The statement claimed that ‘shockingly, most of these errors are not well understood by programmers; their avoidance is not widely taught by computer science programs; and their presence is frequently not tested by organisations developing software for sale.'
Further details on what the 25 errors are can be found at www.sans.org/top25errors/, but what the findings do prove is that there is a large amount of concern that writing code has not been done efficiently to date, and much improvement is needed.
SANS director Mason Brown claimed that ‘now it is time to fix them. First we need to make sure every programmer knows how to write code that is free of the top 25 errors, and then we need to make sure every programming team has processes in place to find, fix, or avoid these problems and has the tools needed to verify their code is as free of these errors as automated tools can verify.'
The top 25 focuses on the actual programming errors that are made and have been made by developers that create the vulnerabilities. So now they have been identified, the first question that many will ask is how will the top 25 errors be used?
The authors claim that there will be four major impacts made by the top 25.
Firstly, that software buyers will be able to buy much safer software, as buyers will expect software vendors to certify in writing that the code they are delivering is free of these programming errors. This means that the certification shifts responsibility to the vendor for correcting the errors and for any damage caused by those errors.
The second impact will be that programmers will have tools that consistently measure the security of the software they are writing, as software testing tools will use the top 25 in their evaluations and provide scores for the level of secure coding in software being tested.
However, there is a level of suspicion with this declaration, as according to the statement ‘one of the leading software testing vendors is announcing that its software will be able to test for and report on the presence of a large fraction of the top 25 errors.'
The third impact will be that colleges will be able to teach secure coding more confidently, as the top 25 will be used as a foundation for curriculum that ensures students know how to avoid the critical programming errors.
Finally, employers will be able to ensure they have programmers who can write more secure code as they can use the top 25 errors list as a guide for evaluating and improving skills of programmers they hire.
More than 100 large employers are apparently already using a common assessment tool, the GSSP (GIAC Secure Software Programmer), to measure secure coding skills. Exams associated to the GSSP are being reviewed ‘in an effort to fully incorporate and highlight mastery of programming knowledge needed to find and eliminate or avoid the top 25'.
What we learn from the top 25 is that the authors see this as some sort of ‘genesis of secure code' and a point of reference for all those involved to work from.
The response to this report was generally favourable; the fact that it is creating awareness and documenting the primary failings has been welcomed outside of those involved with its creation.
Sam Masiello, vice president of information security at MX Logic, claimed that the article ‘points out something that I don't think we talk enough about - ingraining secure coding practices into software developers during their education at the high school and college levels'.
Masiello said: “If these best practices are part of how software developers are taught to code from the beginning businesses will receive the trickledown effect of having better applications released from version 1.0 which decreases the company's risk of a security breach and embarrassment.
Security awareness concepts reach far beyond teaching users what they should and shouldn't click on and what websites they should stay away from and where it is and is not safe to provide their personally identifiable information.
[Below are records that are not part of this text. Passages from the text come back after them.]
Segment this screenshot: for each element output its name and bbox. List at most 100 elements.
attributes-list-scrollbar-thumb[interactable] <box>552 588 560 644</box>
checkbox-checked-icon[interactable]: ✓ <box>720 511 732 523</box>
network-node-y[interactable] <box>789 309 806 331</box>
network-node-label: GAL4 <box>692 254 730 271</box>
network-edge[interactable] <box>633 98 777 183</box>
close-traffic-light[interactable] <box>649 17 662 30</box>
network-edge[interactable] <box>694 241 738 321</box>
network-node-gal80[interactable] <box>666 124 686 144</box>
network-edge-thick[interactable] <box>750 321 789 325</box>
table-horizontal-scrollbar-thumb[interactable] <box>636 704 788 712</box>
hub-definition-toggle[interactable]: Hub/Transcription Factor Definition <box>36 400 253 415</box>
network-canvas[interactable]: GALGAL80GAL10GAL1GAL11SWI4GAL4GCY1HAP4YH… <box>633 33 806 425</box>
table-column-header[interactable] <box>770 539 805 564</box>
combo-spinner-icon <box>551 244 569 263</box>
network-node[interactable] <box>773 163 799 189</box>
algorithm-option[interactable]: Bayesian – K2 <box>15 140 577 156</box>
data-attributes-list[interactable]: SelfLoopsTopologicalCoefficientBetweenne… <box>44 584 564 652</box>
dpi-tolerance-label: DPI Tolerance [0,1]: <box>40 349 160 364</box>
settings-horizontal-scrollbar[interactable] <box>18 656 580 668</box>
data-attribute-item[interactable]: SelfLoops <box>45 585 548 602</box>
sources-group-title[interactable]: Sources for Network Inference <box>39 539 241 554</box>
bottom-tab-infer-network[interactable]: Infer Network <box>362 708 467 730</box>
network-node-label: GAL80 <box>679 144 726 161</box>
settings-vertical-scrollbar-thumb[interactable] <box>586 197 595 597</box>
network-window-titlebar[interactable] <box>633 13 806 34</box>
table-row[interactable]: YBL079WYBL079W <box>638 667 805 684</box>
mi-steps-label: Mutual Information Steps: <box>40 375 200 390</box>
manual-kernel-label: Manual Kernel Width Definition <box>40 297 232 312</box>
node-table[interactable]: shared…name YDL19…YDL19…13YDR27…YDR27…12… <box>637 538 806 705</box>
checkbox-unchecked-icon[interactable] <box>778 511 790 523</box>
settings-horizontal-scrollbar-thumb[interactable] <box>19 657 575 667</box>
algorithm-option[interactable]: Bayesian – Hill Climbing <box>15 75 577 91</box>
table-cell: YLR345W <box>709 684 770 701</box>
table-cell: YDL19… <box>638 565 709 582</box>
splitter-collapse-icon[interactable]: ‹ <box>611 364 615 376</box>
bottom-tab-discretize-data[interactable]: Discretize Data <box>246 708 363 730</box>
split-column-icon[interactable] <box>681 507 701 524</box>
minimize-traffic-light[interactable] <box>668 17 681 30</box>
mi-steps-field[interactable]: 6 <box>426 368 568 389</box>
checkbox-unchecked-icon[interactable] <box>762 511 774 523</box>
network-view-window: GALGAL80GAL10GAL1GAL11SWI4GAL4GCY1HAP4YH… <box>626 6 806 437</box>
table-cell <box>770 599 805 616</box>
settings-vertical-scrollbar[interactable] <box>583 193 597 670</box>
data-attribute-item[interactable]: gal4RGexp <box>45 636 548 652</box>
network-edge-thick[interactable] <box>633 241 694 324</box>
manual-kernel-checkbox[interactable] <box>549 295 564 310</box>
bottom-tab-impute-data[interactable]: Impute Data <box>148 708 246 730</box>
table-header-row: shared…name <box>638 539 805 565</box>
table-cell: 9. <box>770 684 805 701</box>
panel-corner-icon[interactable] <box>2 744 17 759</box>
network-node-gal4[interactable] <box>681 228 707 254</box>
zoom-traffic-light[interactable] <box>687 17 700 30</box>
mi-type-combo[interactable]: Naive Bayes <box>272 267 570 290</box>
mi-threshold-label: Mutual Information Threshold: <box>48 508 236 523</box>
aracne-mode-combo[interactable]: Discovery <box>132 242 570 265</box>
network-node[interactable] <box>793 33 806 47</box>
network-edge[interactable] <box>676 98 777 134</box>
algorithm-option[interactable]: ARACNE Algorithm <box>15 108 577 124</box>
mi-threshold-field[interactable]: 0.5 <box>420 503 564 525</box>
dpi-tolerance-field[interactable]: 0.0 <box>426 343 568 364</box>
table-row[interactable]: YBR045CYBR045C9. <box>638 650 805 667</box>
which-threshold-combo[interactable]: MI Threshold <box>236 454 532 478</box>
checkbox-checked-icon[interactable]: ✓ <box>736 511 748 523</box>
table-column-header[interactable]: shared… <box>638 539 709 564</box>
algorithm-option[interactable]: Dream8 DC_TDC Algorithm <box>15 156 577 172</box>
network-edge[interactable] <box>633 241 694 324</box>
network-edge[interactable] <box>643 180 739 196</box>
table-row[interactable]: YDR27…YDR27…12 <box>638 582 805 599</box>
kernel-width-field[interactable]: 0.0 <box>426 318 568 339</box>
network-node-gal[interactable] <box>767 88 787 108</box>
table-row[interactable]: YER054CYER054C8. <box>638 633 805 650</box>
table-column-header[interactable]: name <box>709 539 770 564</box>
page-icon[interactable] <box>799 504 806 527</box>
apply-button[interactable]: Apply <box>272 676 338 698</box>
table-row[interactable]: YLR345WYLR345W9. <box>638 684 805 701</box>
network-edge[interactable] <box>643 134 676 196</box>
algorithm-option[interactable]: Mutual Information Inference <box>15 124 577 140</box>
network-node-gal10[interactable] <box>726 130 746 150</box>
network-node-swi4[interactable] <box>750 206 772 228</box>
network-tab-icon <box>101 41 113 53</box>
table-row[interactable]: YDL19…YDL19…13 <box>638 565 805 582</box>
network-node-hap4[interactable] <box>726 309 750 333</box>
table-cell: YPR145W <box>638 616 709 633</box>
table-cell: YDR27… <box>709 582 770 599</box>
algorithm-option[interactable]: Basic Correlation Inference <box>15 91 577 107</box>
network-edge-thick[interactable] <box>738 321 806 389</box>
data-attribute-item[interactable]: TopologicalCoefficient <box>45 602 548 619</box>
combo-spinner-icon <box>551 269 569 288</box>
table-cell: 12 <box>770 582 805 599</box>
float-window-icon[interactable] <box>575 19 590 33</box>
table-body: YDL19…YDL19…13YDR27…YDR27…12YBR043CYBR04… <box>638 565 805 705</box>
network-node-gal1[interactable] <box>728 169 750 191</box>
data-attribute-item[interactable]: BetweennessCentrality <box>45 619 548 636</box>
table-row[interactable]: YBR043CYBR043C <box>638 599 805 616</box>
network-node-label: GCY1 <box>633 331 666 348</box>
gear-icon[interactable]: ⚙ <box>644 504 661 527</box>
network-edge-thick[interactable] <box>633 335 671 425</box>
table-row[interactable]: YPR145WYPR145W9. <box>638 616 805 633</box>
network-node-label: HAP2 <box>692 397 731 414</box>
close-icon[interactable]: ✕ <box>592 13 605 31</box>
It also extends down to your company's SDLC and releasing rock-solid code.”
To conclude, one expert who took a slightly more negative view of the list was Stuart Okin, managing director of Comsec Consulting, who claimed that although SANS had identified the top 25 – these were ‘classes' or groupings of common coding errors, and there are actually thousands of specific errors incorporated within these.
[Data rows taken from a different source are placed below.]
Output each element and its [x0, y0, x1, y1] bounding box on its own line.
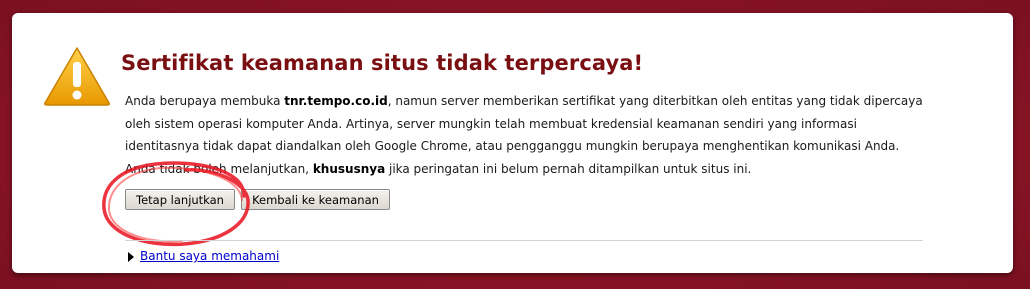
- warning-triangle-icon: [44, 47, 110, 106]
- expand-arrow-icon[interactable]: [128, 252, 134, 262]
- section-divider: [125, 240, 923, 241]
- warning-description: Anda berupaya membuka tnr.tempo.co.id, n…: [125, 90, 925, 180]
- page-title: Sertifikat keamanan situs tidak terperca…: [121, 51, 644, 75]
- emphasis-text: khususnya: [312, 161, 386, 176]
- back-to-safety-button[interactable]: Kembali ke keamanan: [241, 189, 390, 210]
- description-part-3: jika peringatan ini belum pernah ditampi…: [385, 161, 752, 176]
- proceed-anyway-button[interactable]: Tetap lanjutkan: [125, 189, 235, 210]
- site-domain: tnr.tempo.co.id: [284, 94, 388, 108]
- help-me-understand-link[interactable]: Bantu saya memahami: [140, 249, 279, 263]
- interstitial-panel: Sertifikat keamanan situs tidak terperca…: [12, 13, 1013, 273]
- description-part-1: Anda berupaya membuka: [125, 94, 285, 108]
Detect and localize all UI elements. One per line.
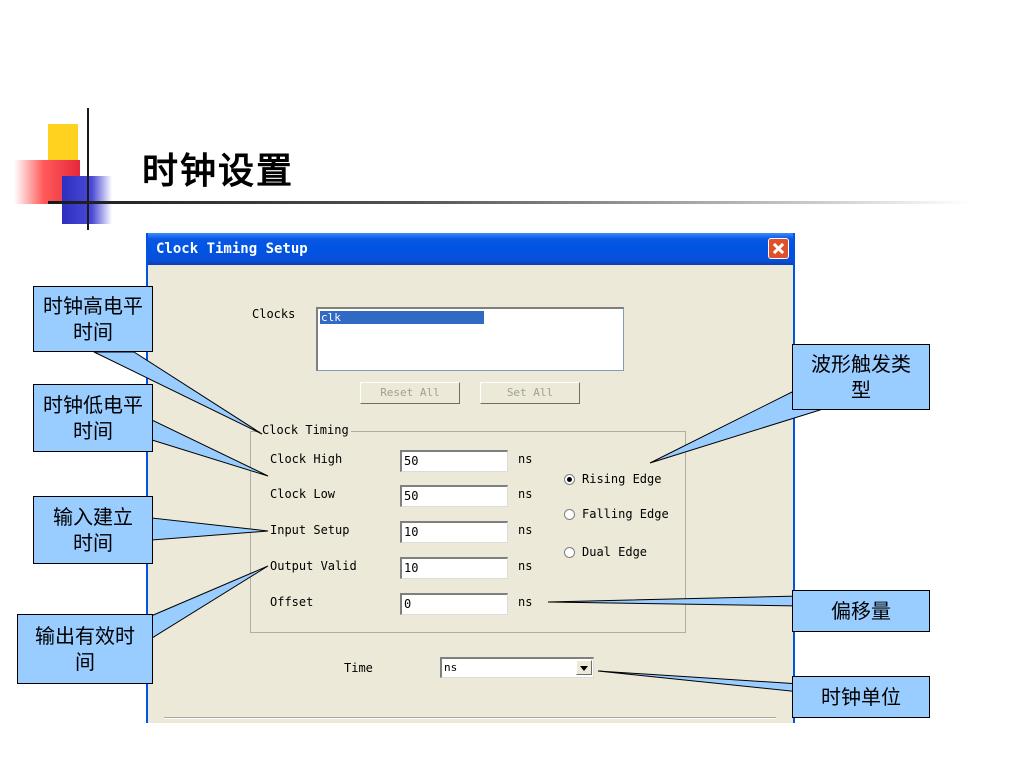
rising-edge-radio[interactable] (564, 474, 575, 485)
time-label: Time (344, 661, 373, 675)
title-underline (48, 201, 968, 204)
callout-clock-high: 时钟高电平时间 (33, 286, 153, 352)
callout-edge-type: 波形触发类型 (792, 344, 930, 410)
callout-output-valid-text: 输出有效时间 (35, 624, 135, 674)
dialog-title: Clock Timing Setup (156, 241, 308, 257)
offset-field[interactable]: 0 (400, 593, 508, 615)
callout-edge-type-text: 波形触发类型 (811, 352, 911, 402)
clocks-listbox[interactable]: clk (316, 307, 624, 371)
clocks-label: Clocks (252, 307, 296, 321)
input-setup-field[interactable]: 10 (400, 521, 508, 543)
clock-list-item[interactable]: clk (320, 311, 484, 324)
callout-input-setup-text: 输入建立时间 (53, 505, 133, 555)
rising-edge-label[interactable]: Rising Edge (582, 472, 676, 486)
callout-offset: 偏移量 (792, 590, 930, 632)
falling-edge-label[interactable]: Falling Edge (582, 507, 676, 521)
callout-input-setup: 输入建立时间 (33, 496, 153, 564)
output-valid-unit: ns (518, 559, 533, 573)
output-valid-field[interactable]: 10 (400, 557, 508, 579)
time-unit-select[interactable]: ns (440, 657, 594, 678)
clock-high-field[interactable]: 50 (400, 450, 508, 472)
clock-low-label: Clock Low (270, 487, 336, 501)
dual-edge-label[interactable]: Dual Edge (582, 545, 676, 559)
dialog-titlebar[interactable]: Clock Timing Setup (148, 233, 793, 265)
title-decoration-yellow (48, 124, 78, 160)
time-unit-value: ns (444, 661, 458, 674)
clock-high-unit: ns (518, 452, 533, 466)
callout-clock-low-text: 时钟低电平时间 (43, 393, 143, 443)
clock-timing-group-title: Clock Timing (260, 423, 351, 437)
falling-edge-radio[interactable] (564, 509, 575, 520)
close-icon[interactable] (768, 238, 789, 259)
callout-clock-high-text: 时钟高电平时间 (43, 294, 143, 344)
callout-offset-text: 偏移量 (831, 599, 891, 623)
callout-clock-unit-text: 时钟单位 (821, 685, 901, 709)
output-valid-label: Output Valid (270, 559, 357, 573)
callout-clock-unit: 时钟单位 (792, 676, 930, 718)
callout-output-valid: 输出有效时间 (17, 614, 153, 684)
slide-title: 时钟设置 (142, 150, 295, 192)
offset-label: Offset (270, 595, 314, 609)
offset-unit: ns (518, 595, 533, 609)
clock-low-field[interactable]: 50 (400, 485, 508, 507)
input-setup-label: Input Setup (270, 523, 350, 537)
chevron-down-icon[interactable] (576, 660, 592, 675)
title-decoration-vertical-line (87, 108, 89, 230)
input-setup-unit: ns (518, 523, 533, 537)
clock-low-unit: ns (518, 487, 533, 501)
set-all-button[interactable]: Set All (480, 382, 580, 404)
bottom-separator (164, 717, 776, 719)
callout-clock-low: 时钟低电平时间 (33, 384, 153, 452)
reset-all-button[interactable]: Reset All (360, 382, 460, 404)
clock-timing-setup-dialog: Clock Timing Setup Clocks clk Reset All … (146, 233, 795, 723)
dual-edge-radio[interactable] (564, 547, 575, 558)
clock-high-label: Clock High (270, 452, 343, 466)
Okin said that there is a temptation to use a tool only as an approach for finding common coding errors and although it is important to use tools, often they can produce large quantities of potential errors which can be difficult to focus on. Therefore, there is a need to incorporate security throughout the lifecycle of a project so that it becomes part of the development process from start to finish.
There is no doubt that this will have a positive impact upon the sector, after all if it means that errors are ironed out at the beginning due to guidelines that have been set here, then it will be better for all. What may cause controversy, as exemplified by Stuart Okin's comments, is what has been missed out due to the grouping of the errors, and if one causes a major problem in the next few months – who will be take the blame?